I’ll confess when I saw this booking, I raised an eyebrow. 

Ibibio Sound Machine at The Wedgewood Rooms, Southsea. Picture by Paul Windsor

Ibibio Sound Machine at The Wedgewood Rooms, Southsea. Picture by Paul Windsor

An Afro-funk, Nigeria-by-way-of-London, eight-piece band? I was sceptical – it’s about as far from your populist meat-and-two-veg indie as you could get.

Thankfully the good people of Portsmouth and surrounds proved me wrong. The house is rammed.

Eno Williams is a commanding presence – frontwoman, band leader and all-round ring leader. There may be seven other immensely talented players on stage, but this is her show.

When she asks early on if Portsmouth is here to party, the answer is a hugely emphatic roar.
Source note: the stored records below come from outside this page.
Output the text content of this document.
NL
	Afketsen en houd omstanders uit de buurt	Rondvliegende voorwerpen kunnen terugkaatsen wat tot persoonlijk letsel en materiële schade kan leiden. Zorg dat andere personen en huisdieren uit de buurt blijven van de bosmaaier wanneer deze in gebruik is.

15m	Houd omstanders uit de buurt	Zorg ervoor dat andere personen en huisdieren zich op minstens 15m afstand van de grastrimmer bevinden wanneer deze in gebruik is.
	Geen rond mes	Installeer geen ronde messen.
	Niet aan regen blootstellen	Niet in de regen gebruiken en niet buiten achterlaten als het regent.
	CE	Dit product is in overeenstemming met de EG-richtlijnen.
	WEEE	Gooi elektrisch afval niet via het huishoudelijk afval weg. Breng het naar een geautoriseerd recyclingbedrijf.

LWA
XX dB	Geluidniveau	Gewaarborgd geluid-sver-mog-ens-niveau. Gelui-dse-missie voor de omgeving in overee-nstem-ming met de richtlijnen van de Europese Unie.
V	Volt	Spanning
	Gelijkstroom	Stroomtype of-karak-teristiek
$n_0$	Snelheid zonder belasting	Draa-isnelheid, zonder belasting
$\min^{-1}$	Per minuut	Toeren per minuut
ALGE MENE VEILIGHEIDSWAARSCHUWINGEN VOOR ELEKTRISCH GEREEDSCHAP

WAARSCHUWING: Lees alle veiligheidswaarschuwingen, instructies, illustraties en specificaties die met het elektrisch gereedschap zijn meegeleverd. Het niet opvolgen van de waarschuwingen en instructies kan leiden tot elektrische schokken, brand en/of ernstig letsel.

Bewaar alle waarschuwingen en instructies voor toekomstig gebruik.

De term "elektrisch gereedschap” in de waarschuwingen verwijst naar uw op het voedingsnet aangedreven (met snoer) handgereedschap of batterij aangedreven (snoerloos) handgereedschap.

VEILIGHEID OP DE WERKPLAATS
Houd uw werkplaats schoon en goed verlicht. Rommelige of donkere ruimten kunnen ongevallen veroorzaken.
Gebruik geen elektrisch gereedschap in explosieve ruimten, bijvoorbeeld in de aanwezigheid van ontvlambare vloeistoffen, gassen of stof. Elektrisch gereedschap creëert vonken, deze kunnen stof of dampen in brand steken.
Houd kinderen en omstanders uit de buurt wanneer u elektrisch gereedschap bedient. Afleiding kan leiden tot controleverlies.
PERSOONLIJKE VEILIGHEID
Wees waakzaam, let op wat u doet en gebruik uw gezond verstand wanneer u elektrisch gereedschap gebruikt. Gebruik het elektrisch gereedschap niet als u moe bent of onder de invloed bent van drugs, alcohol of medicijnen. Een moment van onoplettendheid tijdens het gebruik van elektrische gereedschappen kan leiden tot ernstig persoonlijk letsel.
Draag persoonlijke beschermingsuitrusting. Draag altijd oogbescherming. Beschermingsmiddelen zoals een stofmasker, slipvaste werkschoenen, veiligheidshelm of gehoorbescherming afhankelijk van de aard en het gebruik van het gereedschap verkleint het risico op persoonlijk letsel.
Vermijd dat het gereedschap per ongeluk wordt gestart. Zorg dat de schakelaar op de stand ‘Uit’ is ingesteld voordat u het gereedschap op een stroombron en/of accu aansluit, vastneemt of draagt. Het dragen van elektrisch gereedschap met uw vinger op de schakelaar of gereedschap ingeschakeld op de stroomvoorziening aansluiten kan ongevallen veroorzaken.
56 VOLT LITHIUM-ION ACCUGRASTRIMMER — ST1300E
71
And how often are you going to get a call and response out of crowd in a west-African dialect?

There’s also nods to Eno’s family roots, particularly in the highlife of Nyak Mien.

Their ability to bypass the brain and go straight to you feet is impressive –  it’s rare to see so many people dancing with such abandon at The Wedge.

But they’re not just about dancing – Give Me A Reason is about trying to explain the horror of the  dozens of schoolgirls kidnapped by terrorist group Boko Haram in 2014. There is a clear social conscience at play here too.

The band come across like an updated blend of Sly and The Family Stone and Funkadelic via Africa – guitarist Alfred Kari Bannerman in particular would not sound out of place on the latter’s peak work as he peels off some serious solos.

There’s the odd dip into ’80s new wave synths as well.